Which dental interventions need antibiotics?
You should take an antibiotic for the following dental interventions:

• Tooth extraction
• Periodontics
• Tooth implantations or the replantation of teeth
• Root canal work
• Injections of a local anesthetic into the gums
• Removal of dental calculus when bleeding is expected

Which antibiotics are recommended?
The following antibiotics are recommended:
• If you can take oral antibiotics and are not allergic to penicillin, 2 grams pf amoxicillin, Cefalexin or Cefadroxil one hour before the dental treatment

• If you can not take oral medication and are not allergic to penicillin 2 grams of ampicillin or 1 gram of Cefazolin as an injection one hour before dental treatment

• If you are allergic to penicillin 600 milligrams of Clindamycin orally or as an injection one hour before dental treament.

These recommendsations should help your dentist to decide which treatment is best for you. Since it is impossible to account for all situations this is not a directive but a general guideline that is no substitute fort he clinical evaluation of your doctor or dentist.
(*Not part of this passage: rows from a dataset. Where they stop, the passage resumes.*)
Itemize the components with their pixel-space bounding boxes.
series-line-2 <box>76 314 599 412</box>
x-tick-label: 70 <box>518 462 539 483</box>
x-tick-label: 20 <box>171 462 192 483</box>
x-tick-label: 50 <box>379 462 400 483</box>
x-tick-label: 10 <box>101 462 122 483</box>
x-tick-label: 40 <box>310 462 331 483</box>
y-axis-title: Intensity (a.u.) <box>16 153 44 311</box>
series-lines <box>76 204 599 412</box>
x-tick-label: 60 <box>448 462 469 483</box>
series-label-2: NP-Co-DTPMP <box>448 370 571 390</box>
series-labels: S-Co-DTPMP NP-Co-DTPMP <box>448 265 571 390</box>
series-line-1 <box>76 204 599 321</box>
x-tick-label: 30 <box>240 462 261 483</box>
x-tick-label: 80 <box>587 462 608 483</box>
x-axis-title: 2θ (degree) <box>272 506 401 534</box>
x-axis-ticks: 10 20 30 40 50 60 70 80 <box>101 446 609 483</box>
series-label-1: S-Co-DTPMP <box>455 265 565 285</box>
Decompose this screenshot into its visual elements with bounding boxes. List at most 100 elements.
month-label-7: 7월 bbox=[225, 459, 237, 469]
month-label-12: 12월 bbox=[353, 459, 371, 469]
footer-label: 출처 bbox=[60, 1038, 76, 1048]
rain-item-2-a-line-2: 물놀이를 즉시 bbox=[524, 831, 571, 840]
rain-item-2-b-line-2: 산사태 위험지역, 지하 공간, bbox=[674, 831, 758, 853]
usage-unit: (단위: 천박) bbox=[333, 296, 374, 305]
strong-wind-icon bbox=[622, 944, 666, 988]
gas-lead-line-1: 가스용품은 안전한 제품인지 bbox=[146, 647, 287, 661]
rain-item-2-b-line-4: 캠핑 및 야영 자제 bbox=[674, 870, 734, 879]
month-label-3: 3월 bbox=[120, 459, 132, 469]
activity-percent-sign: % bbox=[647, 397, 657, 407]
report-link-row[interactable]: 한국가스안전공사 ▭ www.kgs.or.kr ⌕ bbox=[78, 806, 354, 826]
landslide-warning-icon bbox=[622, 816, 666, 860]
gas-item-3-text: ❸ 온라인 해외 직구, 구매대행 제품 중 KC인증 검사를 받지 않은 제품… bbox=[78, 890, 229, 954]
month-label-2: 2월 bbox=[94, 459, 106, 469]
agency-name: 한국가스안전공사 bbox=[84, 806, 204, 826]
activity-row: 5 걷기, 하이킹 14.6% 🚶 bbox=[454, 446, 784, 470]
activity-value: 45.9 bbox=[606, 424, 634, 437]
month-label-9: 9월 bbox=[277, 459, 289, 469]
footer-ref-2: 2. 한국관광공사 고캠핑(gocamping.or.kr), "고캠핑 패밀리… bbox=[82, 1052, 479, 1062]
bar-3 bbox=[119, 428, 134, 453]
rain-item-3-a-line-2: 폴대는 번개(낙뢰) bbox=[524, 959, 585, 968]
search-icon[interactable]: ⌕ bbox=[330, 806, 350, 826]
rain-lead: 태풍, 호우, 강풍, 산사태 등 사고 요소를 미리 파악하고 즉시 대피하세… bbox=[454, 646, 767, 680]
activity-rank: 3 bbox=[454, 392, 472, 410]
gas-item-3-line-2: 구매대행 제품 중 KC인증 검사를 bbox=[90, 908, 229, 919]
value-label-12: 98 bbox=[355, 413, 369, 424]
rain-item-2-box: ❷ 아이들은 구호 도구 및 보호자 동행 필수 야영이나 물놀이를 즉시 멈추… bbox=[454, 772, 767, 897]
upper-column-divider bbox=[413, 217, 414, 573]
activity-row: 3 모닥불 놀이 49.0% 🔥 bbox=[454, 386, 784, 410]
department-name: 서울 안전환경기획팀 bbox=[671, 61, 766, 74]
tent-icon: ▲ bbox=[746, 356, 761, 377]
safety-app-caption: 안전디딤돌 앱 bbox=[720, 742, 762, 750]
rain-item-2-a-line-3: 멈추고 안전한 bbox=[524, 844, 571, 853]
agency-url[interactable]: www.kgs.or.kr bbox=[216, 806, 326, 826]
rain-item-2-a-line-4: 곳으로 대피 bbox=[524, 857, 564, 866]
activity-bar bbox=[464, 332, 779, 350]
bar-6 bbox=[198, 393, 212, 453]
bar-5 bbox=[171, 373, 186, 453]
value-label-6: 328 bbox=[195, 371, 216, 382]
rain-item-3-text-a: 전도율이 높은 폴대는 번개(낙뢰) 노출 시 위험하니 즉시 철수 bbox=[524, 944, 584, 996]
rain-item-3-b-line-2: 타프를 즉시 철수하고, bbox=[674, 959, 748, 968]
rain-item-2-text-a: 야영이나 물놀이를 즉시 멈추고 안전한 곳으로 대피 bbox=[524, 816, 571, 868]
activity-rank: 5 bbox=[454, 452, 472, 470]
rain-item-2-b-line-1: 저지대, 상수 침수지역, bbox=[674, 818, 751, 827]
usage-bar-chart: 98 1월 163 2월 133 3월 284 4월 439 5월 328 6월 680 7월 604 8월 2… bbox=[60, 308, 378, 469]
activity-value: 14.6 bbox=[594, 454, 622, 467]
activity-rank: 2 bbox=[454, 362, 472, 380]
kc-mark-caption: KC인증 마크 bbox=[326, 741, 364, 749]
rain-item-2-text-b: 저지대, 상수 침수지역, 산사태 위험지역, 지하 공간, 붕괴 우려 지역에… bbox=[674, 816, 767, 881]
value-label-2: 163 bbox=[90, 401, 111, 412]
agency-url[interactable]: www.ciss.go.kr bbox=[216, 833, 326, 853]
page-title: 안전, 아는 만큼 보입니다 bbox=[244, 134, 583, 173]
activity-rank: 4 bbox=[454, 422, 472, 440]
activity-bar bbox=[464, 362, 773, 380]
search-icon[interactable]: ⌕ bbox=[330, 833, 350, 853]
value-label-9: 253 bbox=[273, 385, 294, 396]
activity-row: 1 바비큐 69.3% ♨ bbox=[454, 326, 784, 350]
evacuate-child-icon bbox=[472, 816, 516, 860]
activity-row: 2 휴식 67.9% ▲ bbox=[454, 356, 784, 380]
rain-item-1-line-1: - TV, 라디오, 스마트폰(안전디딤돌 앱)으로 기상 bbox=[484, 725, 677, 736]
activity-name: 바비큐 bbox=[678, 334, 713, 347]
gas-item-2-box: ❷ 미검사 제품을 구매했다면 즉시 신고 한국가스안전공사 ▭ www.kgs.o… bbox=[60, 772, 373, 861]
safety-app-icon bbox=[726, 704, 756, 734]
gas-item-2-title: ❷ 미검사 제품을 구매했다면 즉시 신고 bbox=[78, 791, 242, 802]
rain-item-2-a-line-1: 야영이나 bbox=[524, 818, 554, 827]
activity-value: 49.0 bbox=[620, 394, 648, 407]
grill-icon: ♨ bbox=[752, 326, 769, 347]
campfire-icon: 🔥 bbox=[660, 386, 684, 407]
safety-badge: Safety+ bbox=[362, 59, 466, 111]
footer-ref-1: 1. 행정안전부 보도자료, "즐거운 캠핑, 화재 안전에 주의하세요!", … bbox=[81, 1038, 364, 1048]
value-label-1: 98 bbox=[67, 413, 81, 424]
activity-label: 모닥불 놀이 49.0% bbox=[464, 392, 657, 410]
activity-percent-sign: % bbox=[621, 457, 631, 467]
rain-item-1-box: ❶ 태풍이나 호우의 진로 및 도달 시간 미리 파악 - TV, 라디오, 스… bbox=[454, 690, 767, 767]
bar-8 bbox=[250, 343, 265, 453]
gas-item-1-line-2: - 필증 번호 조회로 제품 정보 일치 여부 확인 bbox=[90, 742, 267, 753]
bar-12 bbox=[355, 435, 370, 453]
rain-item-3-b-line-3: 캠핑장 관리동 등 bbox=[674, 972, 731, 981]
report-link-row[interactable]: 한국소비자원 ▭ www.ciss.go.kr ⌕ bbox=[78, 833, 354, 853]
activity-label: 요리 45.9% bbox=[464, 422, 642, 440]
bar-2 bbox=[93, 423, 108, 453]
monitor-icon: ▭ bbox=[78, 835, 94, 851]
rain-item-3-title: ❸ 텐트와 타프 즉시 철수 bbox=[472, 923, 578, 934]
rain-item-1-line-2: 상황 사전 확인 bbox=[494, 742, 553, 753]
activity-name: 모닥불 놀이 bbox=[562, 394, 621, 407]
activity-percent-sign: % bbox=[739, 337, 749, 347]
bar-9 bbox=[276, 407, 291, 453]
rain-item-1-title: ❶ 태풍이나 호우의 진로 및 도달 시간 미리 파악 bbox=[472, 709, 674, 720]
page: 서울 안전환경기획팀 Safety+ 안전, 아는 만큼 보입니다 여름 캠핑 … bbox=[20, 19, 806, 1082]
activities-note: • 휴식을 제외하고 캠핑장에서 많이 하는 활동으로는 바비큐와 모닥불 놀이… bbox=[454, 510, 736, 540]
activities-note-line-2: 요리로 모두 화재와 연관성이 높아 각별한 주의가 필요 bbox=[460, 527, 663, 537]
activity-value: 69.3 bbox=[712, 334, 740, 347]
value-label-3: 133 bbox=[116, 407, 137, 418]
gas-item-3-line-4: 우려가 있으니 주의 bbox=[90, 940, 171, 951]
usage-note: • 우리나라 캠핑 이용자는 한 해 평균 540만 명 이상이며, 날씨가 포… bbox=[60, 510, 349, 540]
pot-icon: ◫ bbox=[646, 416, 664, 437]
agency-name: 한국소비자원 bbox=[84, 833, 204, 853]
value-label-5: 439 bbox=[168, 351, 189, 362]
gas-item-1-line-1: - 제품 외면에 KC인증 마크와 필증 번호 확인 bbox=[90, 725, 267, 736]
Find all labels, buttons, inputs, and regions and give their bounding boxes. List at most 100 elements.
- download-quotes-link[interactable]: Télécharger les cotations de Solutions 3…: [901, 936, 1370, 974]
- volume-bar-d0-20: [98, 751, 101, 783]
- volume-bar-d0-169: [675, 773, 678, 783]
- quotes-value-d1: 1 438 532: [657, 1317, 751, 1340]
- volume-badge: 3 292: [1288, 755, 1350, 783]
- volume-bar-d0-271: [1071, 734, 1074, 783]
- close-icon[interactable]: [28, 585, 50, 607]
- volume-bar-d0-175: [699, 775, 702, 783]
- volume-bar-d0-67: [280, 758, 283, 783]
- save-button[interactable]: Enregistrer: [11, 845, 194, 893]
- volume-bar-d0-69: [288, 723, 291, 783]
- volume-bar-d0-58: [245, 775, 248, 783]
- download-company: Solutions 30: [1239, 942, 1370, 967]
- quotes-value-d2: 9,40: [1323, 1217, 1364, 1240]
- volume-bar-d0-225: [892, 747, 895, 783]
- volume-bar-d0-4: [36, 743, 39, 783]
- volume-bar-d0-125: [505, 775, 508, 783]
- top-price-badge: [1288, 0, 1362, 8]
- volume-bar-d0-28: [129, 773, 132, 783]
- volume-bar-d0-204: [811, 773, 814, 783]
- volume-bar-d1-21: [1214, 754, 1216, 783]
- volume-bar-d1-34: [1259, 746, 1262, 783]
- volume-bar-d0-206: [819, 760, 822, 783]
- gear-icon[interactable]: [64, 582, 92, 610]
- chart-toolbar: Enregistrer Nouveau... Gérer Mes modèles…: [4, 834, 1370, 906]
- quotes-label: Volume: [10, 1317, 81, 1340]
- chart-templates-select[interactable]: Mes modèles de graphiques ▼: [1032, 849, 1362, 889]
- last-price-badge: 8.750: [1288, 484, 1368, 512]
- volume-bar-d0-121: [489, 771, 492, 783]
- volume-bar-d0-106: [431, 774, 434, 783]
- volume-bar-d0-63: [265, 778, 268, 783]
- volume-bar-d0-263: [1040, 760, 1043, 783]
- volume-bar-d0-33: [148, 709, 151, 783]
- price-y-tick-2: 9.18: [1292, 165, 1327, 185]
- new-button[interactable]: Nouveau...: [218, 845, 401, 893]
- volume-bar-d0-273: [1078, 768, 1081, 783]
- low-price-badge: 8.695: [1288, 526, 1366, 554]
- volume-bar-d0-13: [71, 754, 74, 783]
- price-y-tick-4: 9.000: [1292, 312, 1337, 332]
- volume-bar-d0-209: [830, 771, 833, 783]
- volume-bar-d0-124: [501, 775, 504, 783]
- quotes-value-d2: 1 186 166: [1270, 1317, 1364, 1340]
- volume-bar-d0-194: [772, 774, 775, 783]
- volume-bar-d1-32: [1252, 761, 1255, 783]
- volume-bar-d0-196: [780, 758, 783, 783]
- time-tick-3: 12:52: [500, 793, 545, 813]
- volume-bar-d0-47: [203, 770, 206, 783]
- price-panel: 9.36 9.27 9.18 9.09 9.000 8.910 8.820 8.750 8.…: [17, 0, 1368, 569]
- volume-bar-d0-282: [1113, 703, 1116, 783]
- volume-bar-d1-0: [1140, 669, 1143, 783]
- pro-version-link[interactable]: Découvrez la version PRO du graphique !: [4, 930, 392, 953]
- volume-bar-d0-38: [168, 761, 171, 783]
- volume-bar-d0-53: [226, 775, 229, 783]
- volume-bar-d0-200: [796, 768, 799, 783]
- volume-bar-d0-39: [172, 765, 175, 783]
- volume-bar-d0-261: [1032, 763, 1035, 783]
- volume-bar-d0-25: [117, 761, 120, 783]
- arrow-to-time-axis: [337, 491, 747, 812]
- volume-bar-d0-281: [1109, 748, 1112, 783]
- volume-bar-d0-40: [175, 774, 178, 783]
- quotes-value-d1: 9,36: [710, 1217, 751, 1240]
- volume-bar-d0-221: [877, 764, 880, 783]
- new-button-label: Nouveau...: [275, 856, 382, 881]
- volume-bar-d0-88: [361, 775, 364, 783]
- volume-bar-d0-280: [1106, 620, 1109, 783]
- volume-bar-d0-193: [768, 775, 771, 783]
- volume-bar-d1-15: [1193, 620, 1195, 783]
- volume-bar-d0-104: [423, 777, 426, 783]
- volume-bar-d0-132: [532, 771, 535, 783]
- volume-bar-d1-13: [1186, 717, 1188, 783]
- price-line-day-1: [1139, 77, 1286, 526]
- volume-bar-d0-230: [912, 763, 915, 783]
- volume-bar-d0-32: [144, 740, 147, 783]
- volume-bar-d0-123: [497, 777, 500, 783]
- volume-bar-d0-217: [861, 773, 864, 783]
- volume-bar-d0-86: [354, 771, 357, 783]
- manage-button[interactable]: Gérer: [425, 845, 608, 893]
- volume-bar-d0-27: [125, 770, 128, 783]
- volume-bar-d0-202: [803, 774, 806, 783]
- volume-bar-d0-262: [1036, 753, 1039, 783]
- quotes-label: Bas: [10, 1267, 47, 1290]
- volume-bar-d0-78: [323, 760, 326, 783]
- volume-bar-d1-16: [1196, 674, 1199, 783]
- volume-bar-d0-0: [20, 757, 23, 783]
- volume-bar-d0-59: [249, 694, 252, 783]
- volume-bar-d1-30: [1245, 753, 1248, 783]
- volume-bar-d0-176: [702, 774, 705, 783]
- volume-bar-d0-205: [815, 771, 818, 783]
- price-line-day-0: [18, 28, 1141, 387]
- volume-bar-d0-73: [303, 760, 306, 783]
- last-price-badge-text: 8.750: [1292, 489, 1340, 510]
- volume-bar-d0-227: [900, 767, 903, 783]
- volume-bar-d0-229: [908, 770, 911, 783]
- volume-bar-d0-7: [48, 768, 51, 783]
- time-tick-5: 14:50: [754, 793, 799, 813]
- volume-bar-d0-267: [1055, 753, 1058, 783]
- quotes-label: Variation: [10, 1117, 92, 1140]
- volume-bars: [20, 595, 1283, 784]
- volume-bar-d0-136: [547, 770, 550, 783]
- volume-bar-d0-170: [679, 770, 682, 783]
The use of antibiotics is always decided by your trating physician based upon their personal experience and evaluation.

Sex after joint replacement surgery

After a knee replacement you can take up sexual activities as soon as the wound has healed and you feel up to it. There are no restrictions if you consider stopping an activity as soon as you feel discomfort or pain.

After hip replacement surgery sexual activities will usually be more pleasant and less restricted by the improved range of motion. As soon as wound and soft tissue healing is completed, which is usually the case after 4 to 6 weeks, it is mostly possible to begin sexual activities.

Please note that extensive bending of the operated hip, especially paired with rotation, should be avoided.

In the beginning a more passive role, maybe lying supine, with slightly spread and bent legs is advised. The legs should be supported and brought into a comfortable position by cushions of possible. When the hip continues to heal more active roles and positions can usually be implemented without risk. If you experience pain or discomfort just refrain from the respective movement or position for a while.

Please inform your partner before having sex about the surgery and the recommendations stated above.

If you adhere to the points made above, sex after joint replacement will in all likelyhood be more fulfilling and enjoyable than before your surgery.